Vadim si trattenne. È un fossile di un’altra epoca, pensò. Ma prova un po’ a lasciarlo senza calzoni in mezzo alla neve, e vedrai come si offende che tutta la tecnologia del pianeta non corra in suo aiuto! A questo punto Vadim scorse una traversa e frenò bruscamente.

Il sentiero partiva dalla strada principale e andava verso oriente, zigzagando fra le colline.

— È la prima strada in un’altra direzione, — disse Vadim. — Cambiamo rotta?

— Non vale la pena, — disse Saul. — Che cosa potrebbe esserci di interessante?

Anton era indeciso. Ma come tentenna, pensò con ira Vadim. Sembra proprio un’altra persona.

— Allora? — disse. — Io propongo di continuare per la strada principale.

— Anch’io, — disse Saul. A tornare indietro facciamo sempre in tempo. Non è vero, Vadim?

— Va bene, vola dritto, — disse incerto Anton. — Vola dritto. Però… tenete presente… Va bene, vola dritto.

Vadim di nuovo slanciò il bioplano lungo la strada.

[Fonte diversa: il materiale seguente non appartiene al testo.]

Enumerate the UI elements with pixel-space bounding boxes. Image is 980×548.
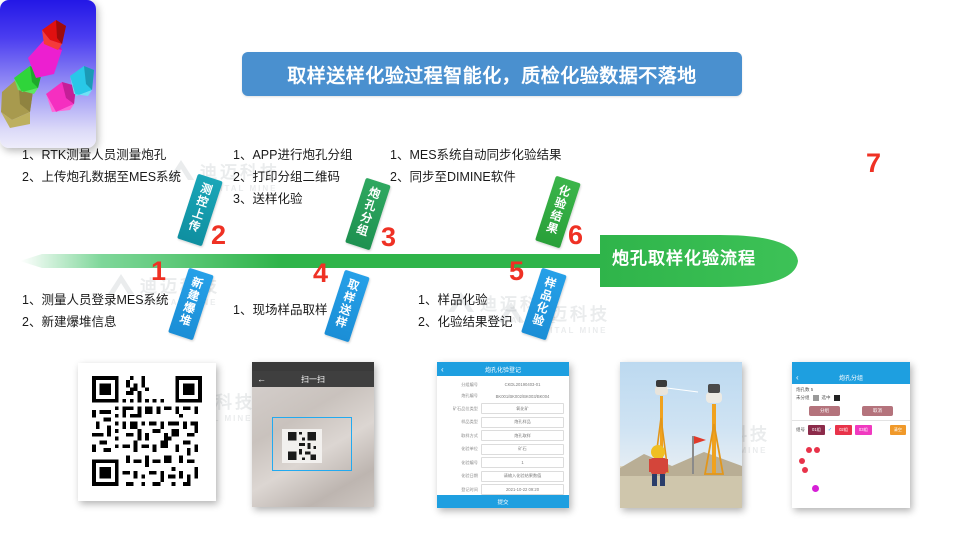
flow-arrow-label: 炮孔取样化验流程 — [612, 244, 756, 269]
form-label: 取样方式 — [442, 433, 481, 439]
form-label: 分组编号 — [442, 382, 481, 388]
block-model-thumbnail[interactable] — [0, 0, 96, 148]
step-1-line-1: 1、测量人员登录MES系统 — [22, 290, 169, 312]
thumbnail-grouping-screen[interactable]: ‹ 炮孔分组 炮孔数 5 未分组 选中 分组 取消 组号 01组 ✓ 02组 0… — [792, 362, 910, 508]
back-arrow-icon[interactable]: ‹ — [796, 373, 799, 382]
group-navbar: ‹ 炮孔分组 — [792, 370, 910, 384]
form-navbar-title: 炮孔化验登记 — [485, 365, 521, 374]
hole-dot[interactable] — [802, 467, 808, 473]
back-arrow-icon[interactable]: ← — [257, 374, 266, 384]
form-row[interactable]: 取样方式 炮孔取样 — [442, 430, 564, 441]
step-number-1: 1 — [151, 258, 166, 285]
step-1-line-2: 2、新建爆堆信息 — [22, 312, 169, 334]
step-number-6: 6 — [568, 222, 583, 249]
step-5-line-1: 1、样品化验 — [418, 290, 512, 312]
thumbnail-form-screen[interactable]: ‹ 炮孔化验登记 分组编号 CKDL20190403-01 炮孔编号 BK001… — [437, 362, 569, 508]
form-row[interactable]: 样品类型 炮孔样品 — [442, 417, 564, 428]
form-value: BK001/BK002/BK003/BK004 — [481, 392, 564, 401]
step-2-text: 1、RTK测量人员测量炮孔 2、上传炮孔数据至MES系统 — [22, 145, 181, 189]
form-value[interactable]: 炮孔样品 — [481, 417, 564, 428]
form-label: 化验单位 — [442, 446, 481, 452]
form-label: 登记时间 — [442, 487, 481, 493]
form-value[interactable]: 请输入化验结果数值 — [481, 471, 564, 482]
form-label: 矿石品位类型 — [442, 406, 481, 412]
hole-dot[interactable] — [812, 485, 819, 492]
qr-code-icon — [92, 375, 202, 487]
step-1-text: 1、测量人员登录MES系统 2、新建爆堆信息 — [22, 290, 169, 334]
form-row[interactable]: 化验日期 请输入化验结果数值 — [442, 471, 564, 482]
step-4-line-1: 1、现场样品取样 — [233, 300, 327, 322]
back-arrow-icon[interactable]: ‹ — [441, 365, 444, 374]
form-row[interactable]: 化验单位 矿石 — [442, 444, 564, 455]
group-navbar-title: 炮孔分组 — [839, 373, 863, 382]
form-navbar: ‹ 炮孔化验登记 — [437, 362, 569, 376]
thumbnail-scan-screen[interactable]: ← 扫一扫 — [252, 362, 374, 507]
step-3-text: 1、APP进行炮孔分组 2、打印分组二维码 3、送样化验 — [233, 145, 352, 211]
group-filter-row[interactable]: 未分组 选中 — [796, 395, 906, 401]
form-value[interactable]: 1 — [481, 457, 564, 468]
checkbox-ungrouped[interactable] — [813, 395, 819, 401]
step-5-line-2: 2、化验结果登记 — [418, 312, 512, 334]
checkbox-selected[interactable] — [834, 395, 840, 401]
scan-navbar-title: 扫一扫 — [301, 374, 325, 385]
group-filter-label-1: 未分组 — [796, 395, 810, 401]
step-number-5: 5 — [509, 258, 524, 285]
chip-group-02[interactable]: 02组 — [835, 425, 852, 435]
thumbnail-field-photo[interactable] — [620, 362, 742, 508]
form-value: CKDL20190403-01 — [481, 380, 564, 389]
group-hole-count: 炮孔数 5 — [796, 387, 906, 393]
form-value[interactable]: 2021-10-22 09:20 — [481, 484, 564, 495]
scan-camera-view[interactable] — [252, 387, 374, 507]
scan-status-bar — [252, 362, 374, 371]
step-6-text: 1、MES系统自动同步化验结果 2、同步至DIMINE软件 — [390, 145, 562, 189]
group-info: 炮孔数 5 未分组 选中 — [792, 384, 910, 403]
step-number-4: 4 — [313, 260, 328, 287]
step-number-3: 3 — [381, 224, 396, 251]
step-6-line-2: 2、同步至DIMINE软件 — [390, 167, 562, 189]
step-number-2: 2 — [211, 222, 226, 249]
step-5-text: 1、样品化验 2、化验结果登记 — [418, 290, 512, 334]
step-3-line-1: 1、APP进行炮孔分组 — [233, 145, 352, 167]
group-button[interactable]: 分组 — [809, 406, 840, 416]
check-icon: ✓ — [828, 427, 832, 433]
form-value[interactable]: 矿石 — [481, 444, 564, 455]
hole-dot[interactable] — [814, 447, 820, 453]
form-row: 炮孔编号 BK001/BK002/BK003/BK004 — [442, 392, 564, 401]
field-survey-illustration — [620, 362, 742, 508]
form-body: 分组编号 CKDL20190403-01 炮孔编号 BK001/BK002/BK… — [437, 376, 569, 508]
form-row: 分组编号 CKDL20190403-01 — [442, 380, 564, 389]
form-submit-button[interactable]: 提交 — [437, 495, 569, 508]
cancel-button[interactable]: 取消 — [862, 406, 893, 416]
page-title: 取样送样化验过程智能化，质检化验数据不落地 — [287, 61, 697, 88]
step-4-text: 1、现场样品取样 — [233, 300, 327, 322]
hole-dot[interactable] — [799, 458, 805, 464]
group-status-bar — [792, 362, 910, 370]
group-filter-label-2: 选中 — [822, 395, 831, 401]
chip-group-03[interactable]: 03组 — [855, 425, 872, 435]
form-label: 化验日期 — [442, 473, 481, 479]
group-chip-row: 组号 01组 ✓ 02组 03组 清空 — [792, 421, 910, 439]
form-row[interactable]: 登记时间 2021-10-22 09:20 — [442, 484, 564, 495]
form-value[interactable]: 炮孔取样 — [481, 430, 564, 441]
step-6-line-1: 1、MES系统自动同步化验结果 — [390, 145, 562, 167]
form-label: 炮孔编号 — [442, 393, 481, 399]
group-hole-plot[interactable] — [792, 439, 910, 501]
thumbnail-qr-code[interactable] — [78, 363, 216, 501]
scan-navbar: ← 扫一扫 — [252, 371, 374, 387]
form-row[interactable]: 化验编号 1 — [442, 457, 564, 468]
group-action-buttons: 分组 取消 — [792, 403, 910, 420]
group-chip-label: 组号 — [796, 427, 805, 433]
step-3-line-2: 2、打印分组二维码 — [233, 167, 352, 189]
step-2-line-2: 2、上传炮孔数据至MES系统 — [22, 167, 181, 189]
chip-clear[interactable]: 清空 — [890, 425, 906, 435]
scan-target-qr-icon — [282, 429, 322, 463]
step-number-7: 7 — [866, 148, 881, 179]
step-2-line-1: 1、RTK测量人员测量炮孔 — [22, 145, 181, 167]
hole-dot[interactable] — [806, 447, 812, 453]
form-label: 化验编号 — [442, 460, 481, 466]
chip-group-01[interactable]: 01组 — [808, 425, 825, 435]
page-title-banner: 取样送样化验过程智能化，质检化验数据不落地 — [242, 52, 742, 96]
step-3-line-3: 3、送样化验 — [233, 189, 352, 211]
form-row[interactable]: 矿石品位类型 氧化矿 — [442, 403, 564, 414]
form-value[interactable]: 氧化矿 — [481, 403, 564, 414]
form-label: 样品类型 — [442, 419, 481, 425]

— Ma che cosa hai oggi, Anton? — gli chiese. — Sei incerto come un paladino al bivio: se vai a destra perdi il bioplano, se vai a sinistra, la vita…

— Avanti, guarda avanti, — rispose Anton con tono tranquillo.

Vadim si strinse nelle spalle e con ostentazione cominciò a guardare davanti a sé. Cinque minuti dopo vide una macchia grigia.

— Di nuovo una buca piena di fumo, — disse.

Era esattamente uguale a quella di prima. I bordi erano coperti di neve, su di essa ondeggiava pesantemente lo stesso fumo grigiastro, e dal fumo, come un torrente inesauribile, uscivano le macchine.